UnifyWeaver

Chapter 7: Practical Applications

This chapter brings together all AWK target concepts with complete, real-world applications.

Application 1: Log File Analyzer

A comprehensive log analysis toolkit for server logs.

Log Format

Assuming Apache Combined Log Format:

127.0.0.1 - - [15/Jan/2025:10:30:00 +0000] "GET /api/users HTTP/1.1" 200 1234

Prolog Definitions

% file: log_analyzer.pl
:- encoding(utf8).
:- use_module('src/unifyweaver/targets/awk_target').

%% ============================================
%% Parse log entry
%% ============================================

% Extract key fields from log line
parse_log(Line, IP, Method, Path, Status, Size) :-
    log_line(Line),
    match(Line,
        "([0-9.]+) .* \"([A-Z]+) ([^ ]+) .*\" ([0-9]+) ([0-9]+)",
        [IP, Method, Path, Status, Size]).

%% ============================================
%% Error Analysis
%% ============================================

% Find 5xx server errors
server_errors(IP, Path, Status) :-
    log_line(Line),
    match(Line, "([0-9.]+) .* \"[A-Z]+ ([^ ]+) .*\" (5[0-9]{2})", [IP, Path, Status]).

% Find 4xx client errors
client_errors(IP, Path, Status) :-
    log_line(Line),
    match(Line, "([0-9.]+) .* \"[A-Z]+ ([^ ]+) .*\" (4[0-9]{2})", [IP, Path, Status]).

%% ============================================
%% Traffic Analysis
%% ============================================

% Count requests by IP
requests_by_ip(IP, Count) :-
    log_line(Line),
    match(Line, "^([0-9.]+)", [IP]),
    Count = 1.

% Count requests by path
requests_by_path(Path, Count) :-
    log_line(Line),
    match(Line, "\"[A-Z]+ ([^ ]+)", [Path]),
    Count = 1.

% Total bytes transferred
total_bytes(Bytes) :-
    log_line(Line),
    match(Line, "\" [0-9]+ ([0-9]+)$", [Bytes]).

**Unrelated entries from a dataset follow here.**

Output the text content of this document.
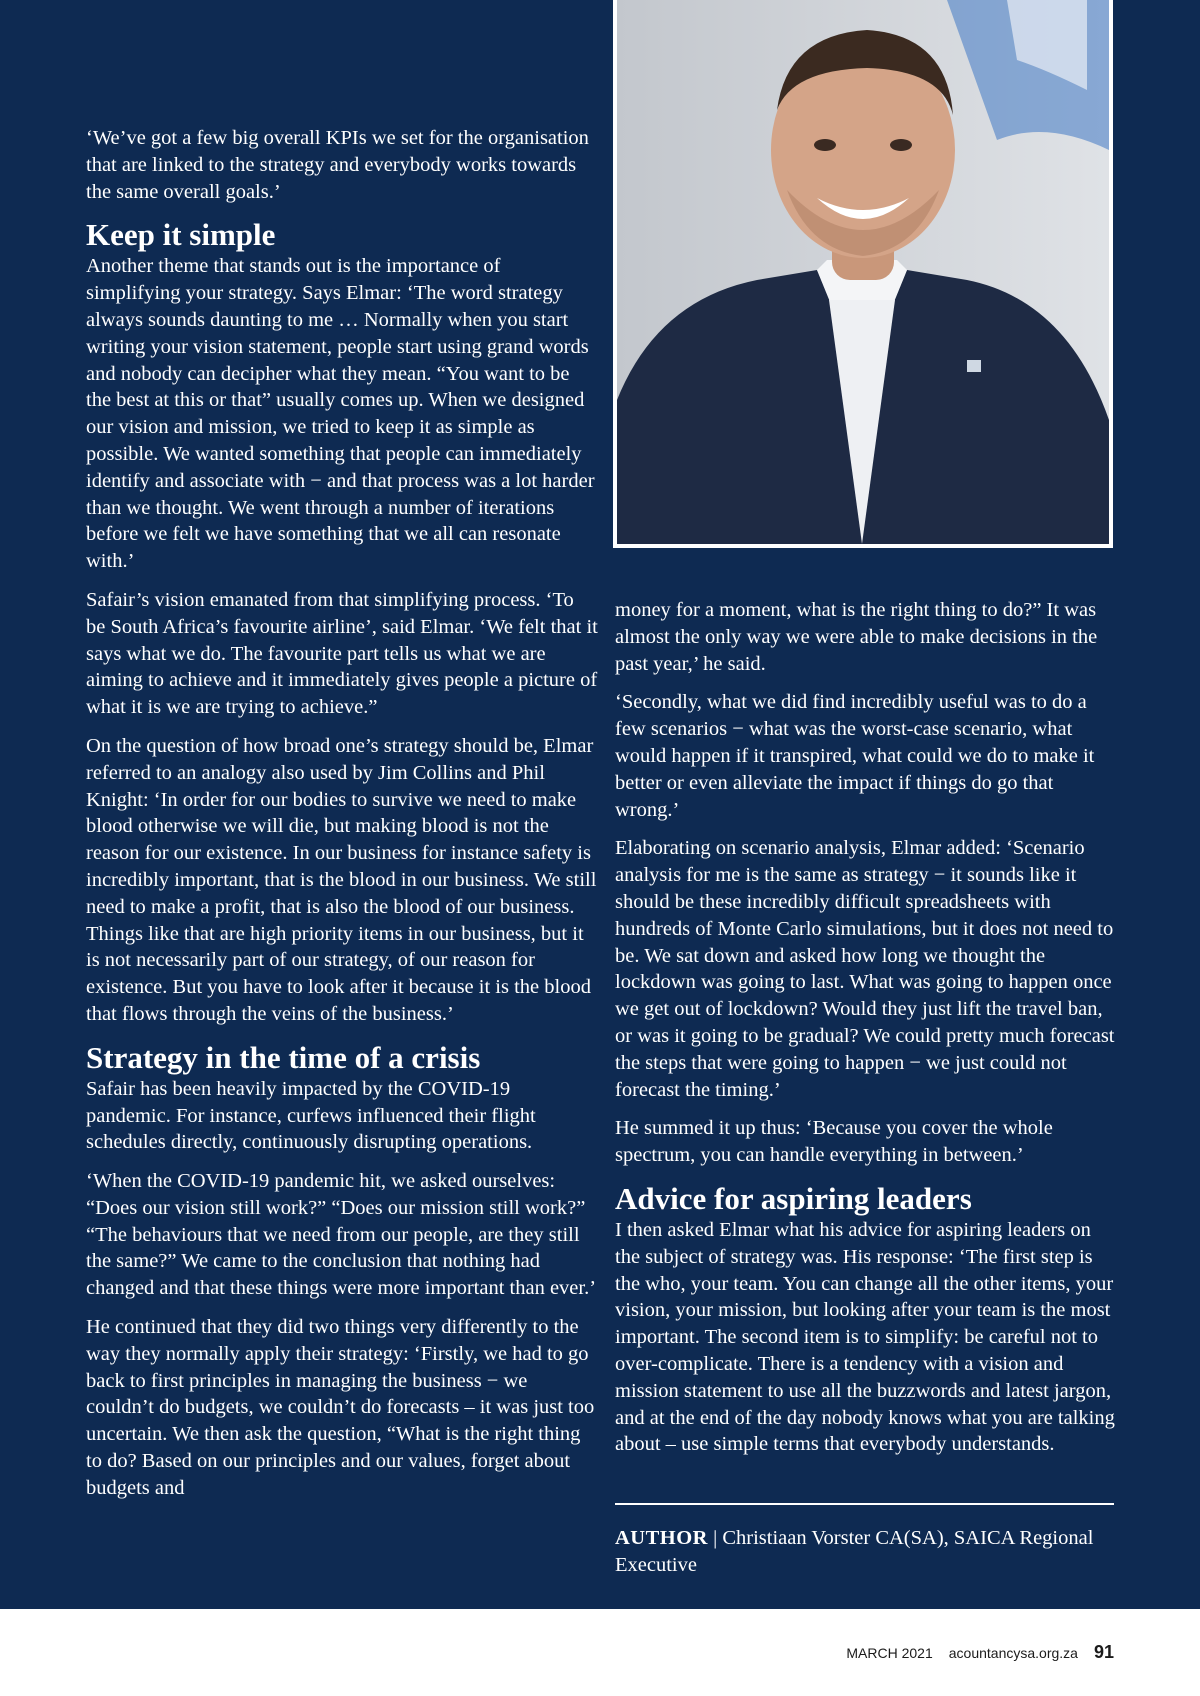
‘We’ve got a few big overall KPIs we set for the organisation that are linked to the strategy and everybody works towards the same overall goals.’

Keep it simple

Another theme that stands out is the importance of simplifying your strategy. Says Elmar: ‘The word strategy always sounds daunting to me … Normally when you start writing your vision statement, people start using grand words and nobody can decipher what they mean. “You want to be the best at this or that” usually comes up. When we designed our vision and mission, we tried to keep it as simple as possible. We wanted something that people can immediately identify and associate with − and that process was a lot harder than we thought. We went through a number of iterations before we felt we have something that we all can resonate with.’

Safair’s vision emanated from that simplifying process. ‘To be South Africa’s favourite airline’, said Elmar. ‘We felt that it says what we do. The favourite part tells us what we are aiming to achieve and it immediately gives people a picture of what it is we are trying to achieve.”

On the question of how broad one’s strategy should be, Elmar referred to an analogy also used by Jim Collins and Phil Knight: ‘In order for our bodies to survive we need to make blood otherwise we will die, but making blood is not the reason for our existence. In our business for instance safety is incredibly important, that is the blood in our business. We still need to make a profit, that is also the blood of our business. Things like that are high priority items in our business, but it is not necessarily part of our strategy, of our reason for existence. But you have to look after it because it is the blood that flows through the veins of the business.’

Strategy in the time of a crisis

Safair has been heavily impacted by the COVID-19 pandemic. For instance, curfews influenced their flight schedules directly, continuously disrupting operations.

‘When the COVID-19 pandemic hit, we asked ourselves: “Does our vision still work?” “Does our mission still work?” “The behaviours that we need from our people, are they still the same?” We came to the conclusion that nothing had changed and that these things were more important than ever.’

He continued that they did two things very differently to the way they normally apply their strategy: ‘Firstly, we had to go back to first principles in managing the business − we couldn’t do budgets, we couldn’t do forecasts – it was just too uncertain. We then ask the question, “What is the right thing to do? Based on our principles and our values, forget about budgets and

money for a moment, what is the right thing to do?” It was almost the only way we were able to make decisions in the past year,’ he said.

‘Secondly, what we did find incredibly useful was to do a few scenarios − what was the worst-case scenario, what would happen if it transpired, what could we do to make it better or even alleviate the impact if things do go that wrong.’

Elaborating on scenario analysis, Elmar added: ‘Scenario analysis for me is the same as strategy − it sounds like it should be these incredibly difficult spreadsheets with hundreds of Monte Carlo simulations, but it does not need to be. We sat down and asked how long we thought the lockdown was going to last. What was going to happen once we get out of lockdown? Would they just lift the travel ban, or was it going to be gradual? We could pretty much forecast the steps that were going to happen − we just could not forecast the timing.’

He summed it up thus: ‘Because you cover the whole spectrum, you can handle everything in between.’

Advice for aspiring leaders

I then asked Elmar what his advice for aspiring leaders on the subject of strategy was. His response: ‘The first step is the who, your team. You can change all the other items, your vision, your mission, but looking after your team is the most important. The second item is to simplify: be careful not to over-complicate. There is a tendency with a vision and mission statement to use all the buzzwords and latest jargon, and at the end of the day nobody knows what you are talking about – use simple terms that everybody understands.

AUTHOR | Christiaan Vorster CA(SA), SAICA Regional Executive
MARCH 2021 acountancysa.org.za 91
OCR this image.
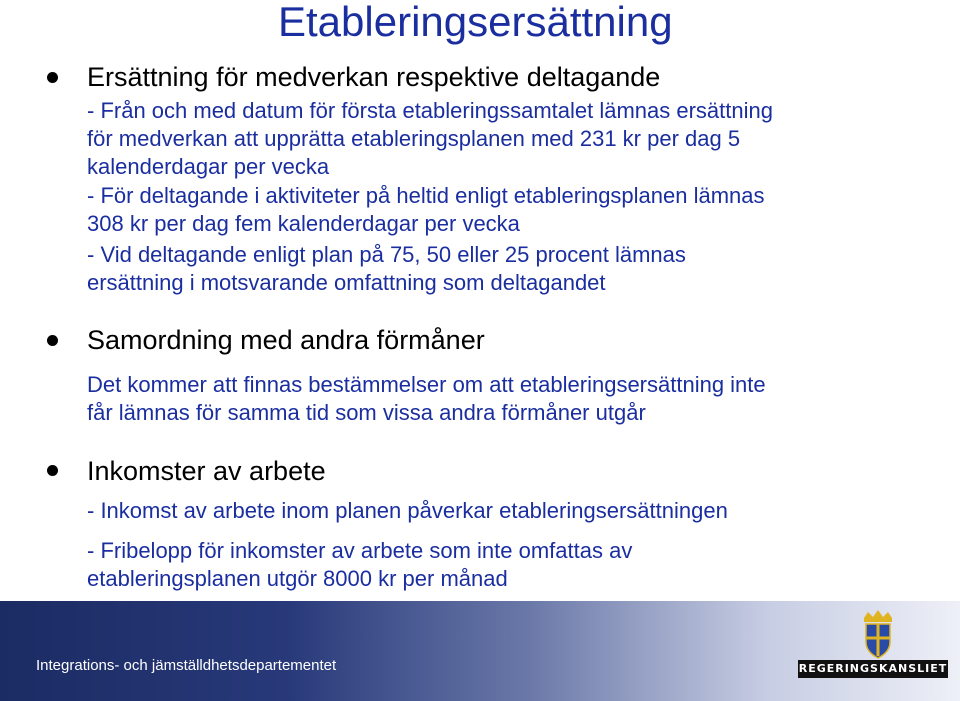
Etableringsersättning
Ersättning för medverkan respektive deltagande

- Från och med datum för första etableringssamtalet lämnas ersättning
för medverkan att upprätta etableringsplanen med 231 kr per dag 5
kalenderdagar per vecka

- För deltagande i aktiviteter på heltid enligt etableringsplanen lämnas
308 kr per dag fem kalenderdagar per vecka

- Vid deltagande enligt plan på 75, 50 eller 25 procent lämnas
ersättning i motsvarande omfattning som deltagandet

Samordning med andra förmåner

Det kommer att finnas bestämmelser om att etableringsersättning inte
får lämnas för samma tid som vissa andra förmåner utgår

Inkomster av arbete

- Inkomst av arbete inom planen påverkar etableringsersättningen

- Fribelopp för inkomster av arbete som inte omfattas av
etableringsplanen utgör 8000 kr per månad

Integrations- och jämställdhetsdepartementet	REGERINGSKANSLIET
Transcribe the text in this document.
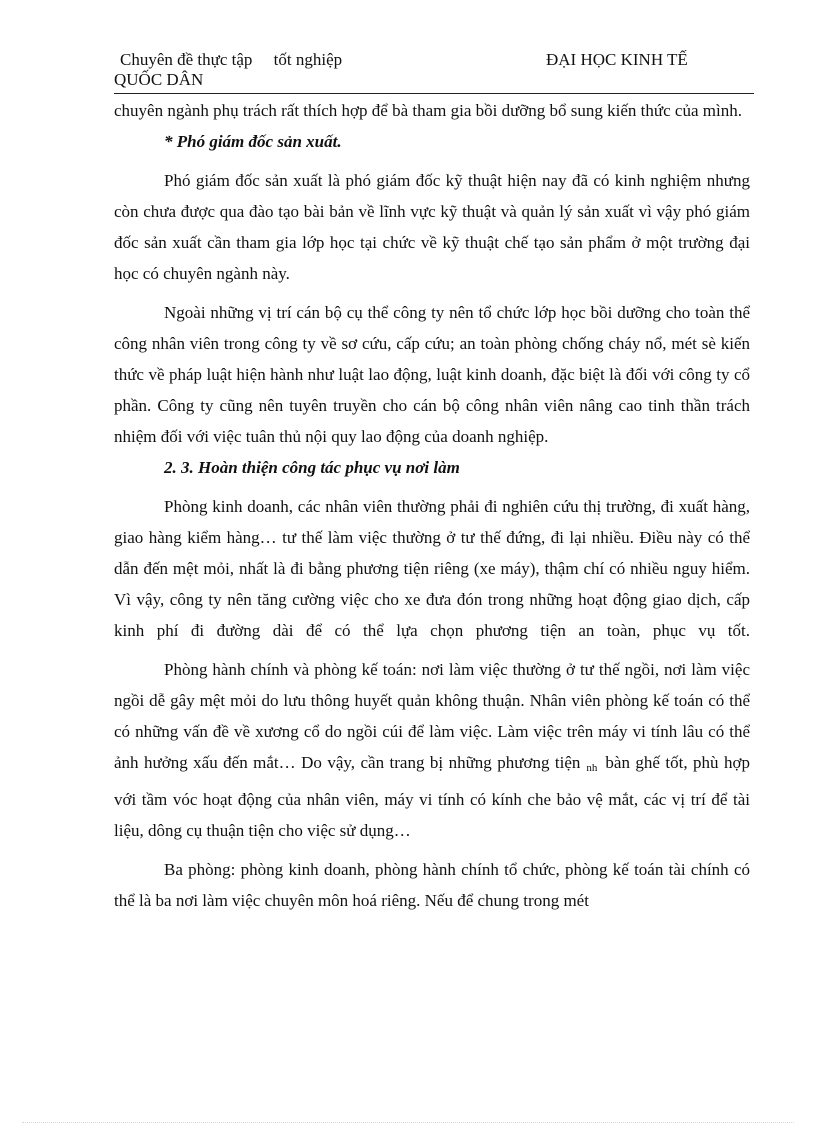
Chuyên đề thực tập     tốt nghiệp	ĐẠI HỌC KINH TẾ
QUỐC DÂN

chuyên ngành phụ trách rất thích hợp để bà tham gia bồi dưỡng bổ sung kiến thức của mình.

* Phó giám đốc sản xuất.

Phó giám đốc sản xuất là phó giám đốc kỹ thuật hiện nay đã có kinh nghiệm nhưng còn chưa được qua đào tạo bài bản về lĩnh vực kỹ thuật và quản lý sản xuất vì vậy phó giám đốc sản xuất cần tham gia lớp học tại chức về kỹ thuật chế tạo sản phẩm ở một trường đại học có chuyên ngành này.

Ngoài những vị trí cán bộ cụ thể công ty nên tổ chức lớp học bồi dưỡng cho toàn thể công nhân viên trong công ty về sơ cứu, cấp cứu; an toàn phòng chống cháy nổ, mét sè kiến thức về pháp luật hiện hành như luật lao động, luật kinh doanh, đặc biệt là đối với công ty cổ phần. Công ty cũng nên tuyên truyền cho cán bộ công nhân viên nâng cao tinh thần trách nhiệm đối với việc tuân thủ nội quy lao động của doanh nghiệp.

2. 3. Hoàn thiện công tác phục vụ nơi làm

Phòng kinh doanh, các nhân viên thường phải đi nghiên cứu thị trường, đi xuất hàng, giao hàng kiểm hàng… tư thế làm việc thường ở tư thế đứng, đi lại nhiều. Điều này có thể dẫn đến mệt mỏi, nhất là đi bằng phương tiện riêng (xe máy), thậm chí có nhiều nguy hiểm. Vì vậy, công ty nên tăng cường việc cho xe đưa đón trong những hoạt động giao dịch, cấp kinh phí đi đường dài để có thể lựa chọn phương tiện an toàn, phục vụ tốt.

Phòng hành chính và phòng kế toán: nơi làm việc thường ở tư thế ngồi, nơi làm việc ngồi dễ gây mệt mỏi do lưu thông huyết quản không thuận. Nhân viên phòng kế toán có thể có những vấn đề về xương cổ do ngồi cúi để làm việc. Làm việc trên máy vi tính lâu có thể ảnh hưởng xấu đến mắt… Do vậy, cần trang bị những phương tiện $_{nh}$ bàn ghế tốt, phù hợp với tầm vóc hoạt động của nhân viên, máy vi tính có kính che bảo vệ mắt, các vị trí để tài liệu, dông cụ thuận tiện cho việc sử dụng…

Ba phòng: phòng kinh doanh, phòng hành chính tổ chức, phòng kế toán tài chính có thể là ba nơi làm việc chuyên môn hoá riêng. Nếu để chung trong mét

%% ============================================
%% Slow Endpoints (assuming response time in extended format)
%% ============================================

% If log includes response time: ... 200 1234 0.523
slow_requests(Path, ResponseTime) :-
    log_line(Line),
    match(Line, "\"[A-Z]+ ([^ ]+) .*\" [0-9]+ [0-9]+ ([0-9.]+)", [Path, ResponseTime]),
    ResponseTime > 1.0.

%% ============================================
%% Generate all scripts
%% ============================================

generate :-
    compile_predicate_to_awk(parse_log/6, [], AWK1),
    write_awk_script('parse_log.awk', AWK1),

    compile_predicate_to_awk(server_errors/3, [], AWK2),
    write_awk_script('server_errors.awk', AWK2),

    compile_predicate_to_awk(client_errors/3, [], AWK3),
    write_awk_script('client_errors.awk', AWK3),

    compile_predicate_to_awk(requests_by_ip/2, [aggregation(count)], AWK4),
    write_awk_script('requests_by_ip.awk', AWK4),

    compile_predicate_to_awk(requests_by_path/2, [aggregation(count)], AWK5),
    write_awk_script('requests_by_path.awk', AWK5),

    compile_predicate_to_awk(total_bytes/1, [aggregation(sum)], AWK6),
    write_awk_script('total_bytes.awk', AWK6),

    format('Generated log analysis scripts~n').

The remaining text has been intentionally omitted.